Last year’s numbers alone are staggering: Chinese researchers filed some 35,423 AI patents - about 10x that to the US. Admittedly, the US is better at inventing new technologies, but the Chinese have an undeniable knack for creating novel uses for existing tech. With the US government slashing funding to universities hasn’t helped the trend of Chinese-born researchers to repatriate to China where Beijing will throw money at them.


So a question worth asking is: How close is China to not needing those H20 chips?

Looking at the global market, they may be closer than we think.


TSMC decided long ago to focus on manufacturing chips, not designing them - and that specialization elevated the company to the best in the business. Nvidia focused solely on design, and together they’ve taken over the semi-conductor universe. But nothing lasts forever. Tech companies run on so much hype that they are always jumping the gun on announcements on how they’ll take over and ruin your life, so take this with a grain of salt. Yet there has been a lot of talk this year by firms - OpenAI to name one – designing their own, in-house chips.

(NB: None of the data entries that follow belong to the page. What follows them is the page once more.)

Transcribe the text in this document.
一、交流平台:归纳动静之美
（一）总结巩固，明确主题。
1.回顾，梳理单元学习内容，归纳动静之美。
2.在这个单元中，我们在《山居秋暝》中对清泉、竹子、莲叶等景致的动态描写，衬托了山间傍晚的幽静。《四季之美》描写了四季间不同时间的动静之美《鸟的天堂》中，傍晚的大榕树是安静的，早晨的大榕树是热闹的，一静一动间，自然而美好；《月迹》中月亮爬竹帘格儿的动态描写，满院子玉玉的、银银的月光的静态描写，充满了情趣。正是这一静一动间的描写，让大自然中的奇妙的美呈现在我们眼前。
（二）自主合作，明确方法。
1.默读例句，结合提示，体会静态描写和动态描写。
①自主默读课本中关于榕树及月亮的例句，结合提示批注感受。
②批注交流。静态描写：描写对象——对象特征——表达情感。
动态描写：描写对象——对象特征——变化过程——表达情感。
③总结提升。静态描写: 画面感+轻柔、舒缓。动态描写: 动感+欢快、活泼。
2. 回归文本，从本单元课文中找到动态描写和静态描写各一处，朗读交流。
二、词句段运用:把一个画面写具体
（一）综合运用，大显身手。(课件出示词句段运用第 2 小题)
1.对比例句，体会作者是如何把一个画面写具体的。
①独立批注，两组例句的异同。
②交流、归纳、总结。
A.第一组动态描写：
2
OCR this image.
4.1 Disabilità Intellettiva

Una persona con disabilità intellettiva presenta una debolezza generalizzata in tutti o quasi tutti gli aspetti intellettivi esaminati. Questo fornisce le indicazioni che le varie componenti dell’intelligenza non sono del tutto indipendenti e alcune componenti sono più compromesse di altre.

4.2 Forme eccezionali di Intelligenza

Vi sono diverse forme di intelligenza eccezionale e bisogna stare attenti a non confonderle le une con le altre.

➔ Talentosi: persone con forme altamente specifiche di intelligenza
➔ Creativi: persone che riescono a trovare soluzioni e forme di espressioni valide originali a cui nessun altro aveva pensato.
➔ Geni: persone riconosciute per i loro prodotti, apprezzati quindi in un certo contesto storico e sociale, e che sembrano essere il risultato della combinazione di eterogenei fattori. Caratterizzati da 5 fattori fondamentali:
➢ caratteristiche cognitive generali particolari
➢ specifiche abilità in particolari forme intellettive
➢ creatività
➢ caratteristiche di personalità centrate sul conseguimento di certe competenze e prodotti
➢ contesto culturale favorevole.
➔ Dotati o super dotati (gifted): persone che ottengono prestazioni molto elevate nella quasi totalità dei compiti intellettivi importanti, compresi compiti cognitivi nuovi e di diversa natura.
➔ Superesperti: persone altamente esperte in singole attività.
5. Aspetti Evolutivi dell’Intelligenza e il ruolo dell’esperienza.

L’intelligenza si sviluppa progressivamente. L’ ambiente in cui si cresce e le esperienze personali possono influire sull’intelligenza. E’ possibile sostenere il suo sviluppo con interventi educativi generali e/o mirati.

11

Understand that Nvidia, the first $4 trn company, isn’t going anywhere for a generation or so. Anything that big is stable. Its market cap accounts for about 8% of the S&P500, and anything that lopsided is not. So the perception that Nvidia is getting close to peaking is going to have a cascading effect on its share price, the whole outsized tech sector, and then keep rolling downhill at the rest of us. As the second largest computing market, Beijing may have decided that even if the Chinese chip-design isn’t there yet, it may be worth the gamble to use deviously-timed lawfare and trade barriers to trigger questions into the future rise of the world’s most expensive company. It doesn’t have to bankrupt Nvidia to do this, only burst the perception of unlimited growth.


A full scale retreat is wildly unlikely. They generally are until they aren’t. If it does happen … it’s not going to do anyones portfolio any favors.